みおこし

恋の手ほどきのみおこしのレビュー・感想・評価

恋の手ほどき(1958年製作の映画)
3.6
アカデミー作品賞を観よう第12弾!あと10本、気合い入れて観ようと思います。今回はMGMミュージカル黄金期の最後の作品と言われる、ヴィンセント・ミネリ監督の名作。1958年度オスカー作品賞。

舞台は1900年のパリ。富豪のガストン(美女と野獣ではありません笑)は、なかなか運命の女性に出会えず、日々女性たちと遊んではいるものの結局なかなか続かない。昔から彼が可愛がっている中流階級の娘ジジは、おてんば娘だがそんなガストンにとって心の拠り所となっている。一方ジジは花嫁修行のため、淑女としての厳しい礼儀作法を学んでいるが...。

とにかく舞台や衣装が豪華絢爛の極み!本当のパリでのロケをしたとのことですが、調度品の1つ1つの美しさに目を奪われます。
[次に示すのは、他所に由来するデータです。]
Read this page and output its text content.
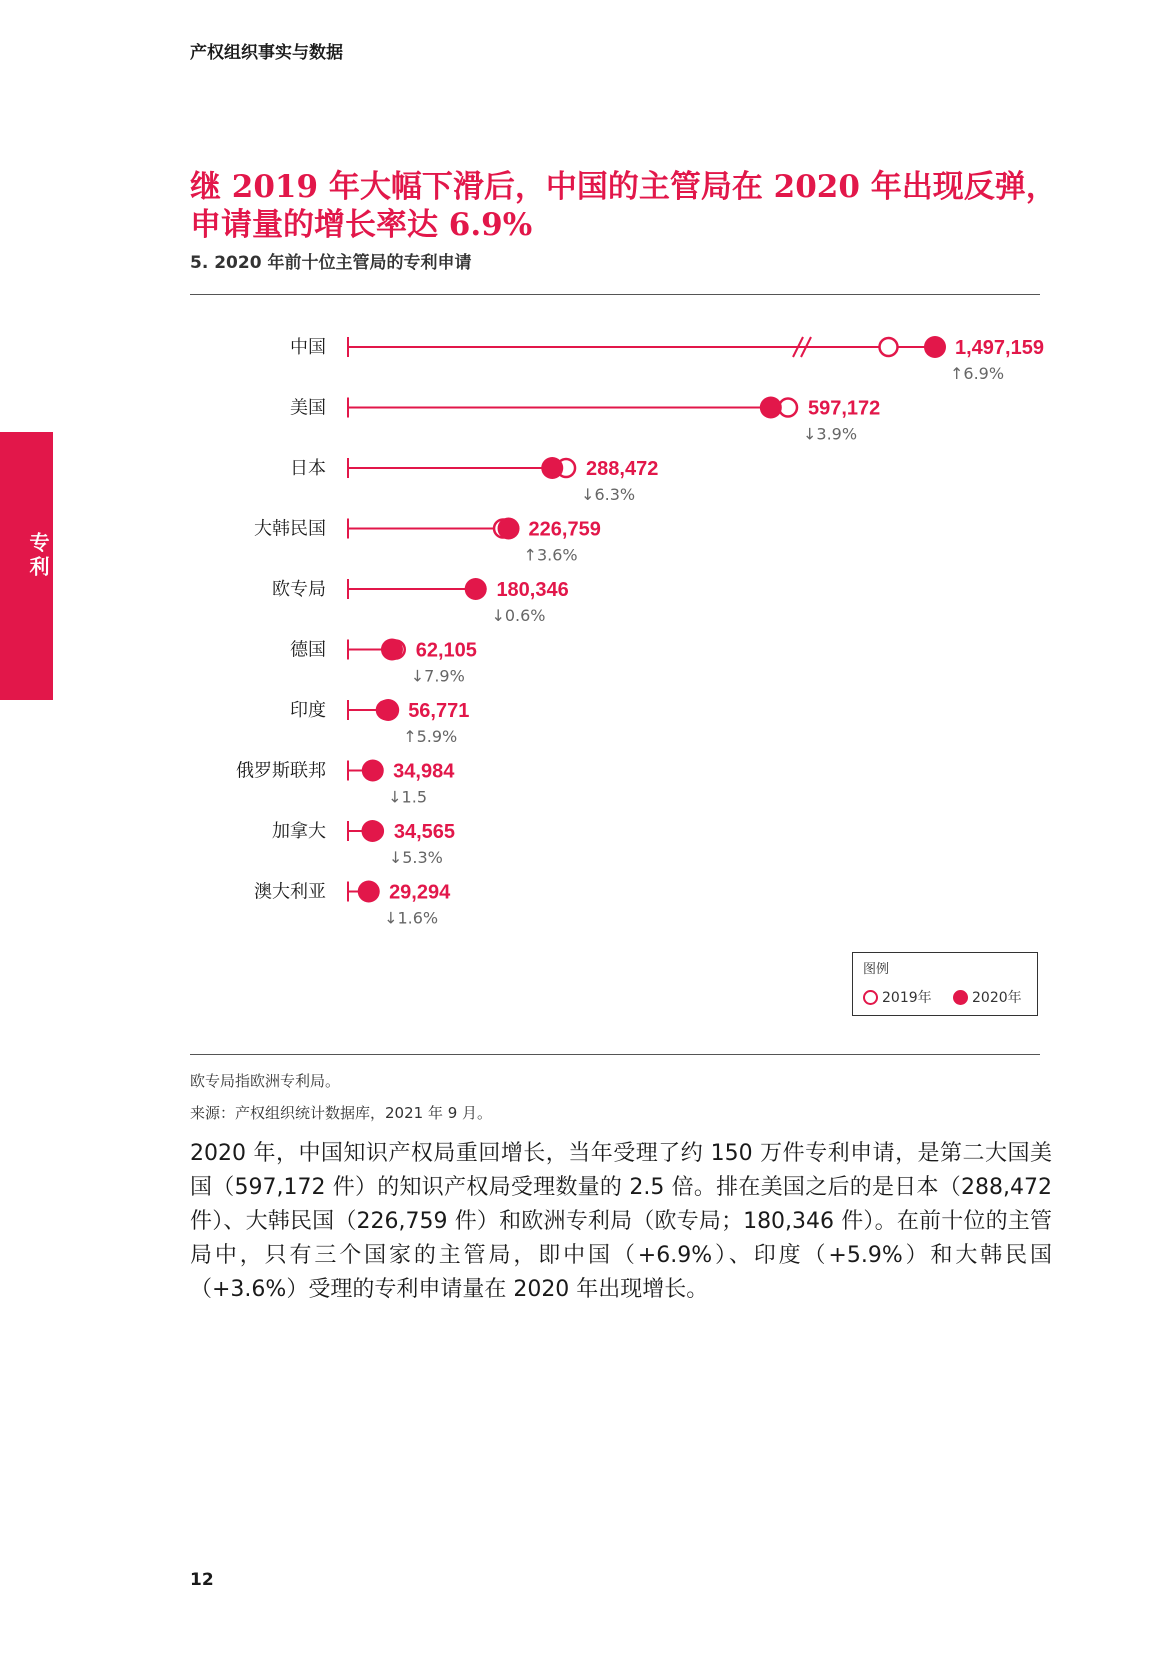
产权组织事实与数据
专利
继 2019 年大幅下滑后，中国的主管局在 2020 年出现反弹，申请量的增长率达 6.9%
5. 2020 年前十位主管局的专利申请
中国	1,497,159
↑6.9%
美国	597,172
↓3.9%
日本	288,472
↓6.3%
大韩民国	226,759
↑3.6%
欧专局	180,346
↓0.6%
德国	62,105
↓7.9%
印度	56,771
↑5.9%
俄罗斯联邦	34,984
↓1.5
加拿大	34,565
↓5.3%
澳大利亚	29,294
↓1.6%
图例
2019年	2020年
欧专局指欧洲专利局。
来源：产权组织统计数据库，2021 年 9 月。
2020 年，中国知识产权局重回增长，当年受理了约 150 万件专利申请，是第二大国美国（597,172 件）的知识产权局受理数量的 2.5 倍。排在美国之后的是日本（288,472 件）、大韩民国（226,759 件）和欧洲专利局（欧专局；180,346 件）。在前十位的主管局中，只有三个国家的主管局，即中国（+6.9%）、印度（+5.9%）和大韩民国（+3.6%）受理的专利申请量在 2020 年出现增长。
12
音楽もちょっとフランス語訛りに歌う感じが、他のミュージカルと一線を画していてまた魅力的。
モーリス・シュバリエはとても有名なフランスのスターですが、『おしゃれキャット』の主題歌以外であまり彼の歌を耳にしたことがなかったので、こんなに素敵な方なのかとびっくり!いかにもフランス人らしい、高貴な印象のジェントルマン。
こんなに素敵な初老のおじいさまいらっしゃらないよ...!!

最近『リリー』を観て素敵な女優さんだな〜と思い始めた主演のレスリー・キャロン。『リリー』や『巴里のアメリカ人』の時のような物憂げでおとなしい女の子の印象は今回はなくて、とにかく元気なおてんば娘ジジ役がまた可愛らしかったです。
当時20代後半だったようですが、どう見ても少女にしか見えない若々しさ。衣装もすごく似合っていて、色んな作品で見せる七変化っぷりにまたファンになりました。しかも本作ではダンスも歌も封印してるんですね...!タイトルロールなのに全然歌わない!!斬新です。
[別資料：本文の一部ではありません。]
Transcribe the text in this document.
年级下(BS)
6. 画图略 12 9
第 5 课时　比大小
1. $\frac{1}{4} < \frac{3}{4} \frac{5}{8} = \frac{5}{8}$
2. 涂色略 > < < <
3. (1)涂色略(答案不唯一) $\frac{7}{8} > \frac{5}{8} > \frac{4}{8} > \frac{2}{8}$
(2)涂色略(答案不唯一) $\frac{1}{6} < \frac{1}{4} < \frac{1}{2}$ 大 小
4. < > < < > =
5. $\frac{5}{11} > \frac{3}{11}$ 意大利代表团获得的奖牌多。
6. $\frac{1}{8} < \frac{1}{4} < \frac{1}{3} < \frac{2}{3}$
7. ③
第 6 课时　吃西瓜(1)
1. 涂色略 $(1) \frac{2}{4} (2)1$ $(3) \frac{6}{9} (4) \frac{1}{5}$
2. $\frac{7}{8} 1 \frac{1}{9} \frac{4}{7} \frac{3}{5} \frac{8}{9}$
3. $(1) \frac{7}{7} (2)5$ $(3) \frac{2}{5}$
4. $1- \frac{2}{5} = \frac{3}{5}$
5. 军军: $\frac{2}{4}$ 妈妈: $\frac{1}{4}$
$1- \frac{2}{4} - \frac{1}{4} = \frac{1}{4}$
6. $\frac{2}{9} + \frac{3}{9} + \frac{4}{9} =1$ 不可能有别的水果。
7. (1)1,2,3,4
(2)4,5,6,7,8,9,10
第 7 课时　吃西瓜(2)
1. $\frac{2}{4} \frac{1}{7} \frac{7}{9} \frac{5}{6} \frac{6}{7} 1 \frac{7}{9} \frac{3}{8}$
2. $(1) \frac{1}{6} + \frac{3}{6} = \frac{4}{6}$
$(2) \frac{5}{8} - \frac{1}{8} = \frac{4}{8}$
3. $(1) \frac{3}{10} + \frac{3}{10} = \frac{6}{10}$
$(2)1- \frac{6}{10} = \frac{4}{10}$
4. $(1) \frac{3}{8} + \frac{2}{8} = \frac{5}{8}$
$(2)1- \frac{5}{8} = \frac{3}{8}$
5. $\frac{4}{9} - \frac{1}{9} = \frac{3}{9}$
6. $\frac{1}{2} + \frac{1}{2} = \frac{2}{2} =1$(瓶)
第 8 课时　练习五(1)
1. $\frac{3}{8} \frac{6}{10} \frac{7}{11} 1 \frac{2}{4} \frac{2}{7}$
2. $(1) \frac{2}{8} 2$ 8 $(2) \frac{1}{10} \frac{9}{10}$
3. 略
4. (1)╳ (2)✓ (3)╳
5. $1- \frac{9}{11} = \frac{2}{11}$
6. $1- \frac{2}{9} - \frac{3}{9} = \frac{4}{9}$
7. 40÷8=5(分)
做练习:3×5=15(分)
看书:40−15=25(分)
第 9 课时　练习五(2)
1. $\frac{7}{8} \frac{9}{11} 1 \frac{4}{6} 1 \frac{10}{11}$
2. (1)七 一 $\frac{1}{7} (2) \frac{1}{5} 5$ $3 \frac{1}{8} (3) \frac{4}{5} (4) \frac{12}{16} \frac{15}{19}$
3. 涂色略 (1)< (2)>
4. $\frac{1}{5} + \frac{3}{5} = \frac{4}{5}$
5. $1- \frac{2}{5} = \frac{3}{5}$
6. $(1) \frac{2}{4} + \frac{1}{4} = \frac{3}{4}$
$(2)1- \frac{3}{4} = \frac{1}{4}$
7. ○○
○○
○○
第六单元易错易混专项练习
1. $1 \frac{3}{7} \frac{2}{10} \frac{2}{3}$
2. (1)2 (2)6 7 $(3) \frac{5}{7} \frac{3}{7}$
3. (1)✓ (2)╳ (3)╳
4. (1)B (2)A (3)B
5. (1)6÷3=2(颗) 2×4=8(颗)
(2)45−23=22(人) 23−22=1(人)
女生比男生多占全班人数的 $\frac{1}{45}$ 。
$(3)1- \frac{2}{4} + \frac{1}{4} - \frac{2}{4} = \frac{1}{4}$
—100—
ガストンは女遊びに明け暮れることで、自らの結婚から逃げ続けていますが、その運命の相手が意外と近くにいることに気づいていない。
ジジも同じく、花嫁修行を叩き込まれるものの実際恋愛に焦っているわけではなく!むしろ恋愛って何?とむしろ開き直っている状態(笑)。
このすれ違いの感じは、今となってはありがちなストーリーだけど、それでも名作は色褪せません。軽妙洒脱な脚本がまたオシャレ。たまにガストンがツンデレ発揮しすぎる時があったり、ジジが泣くタイミングが理解できない時があったけど(笑)。
そして、女性にとってお金持ちと結婚すること=美徳、というややステレオタイプな展開は違和感を覚える人もいるかも...。

作品賞受賞作と言われると、若干地味だしテンポも遅め...なんですが、いつの時代にも普遍的なラブコメ要素と、とにかく華麗な作品の雰囲気に心奪われること間違いなし。ポスタービジュアルもオシャレで可愛い!!素敵な作品でした。
もう少しミュージカルシーンが多かったらもっともっとハマれたかもしれない!!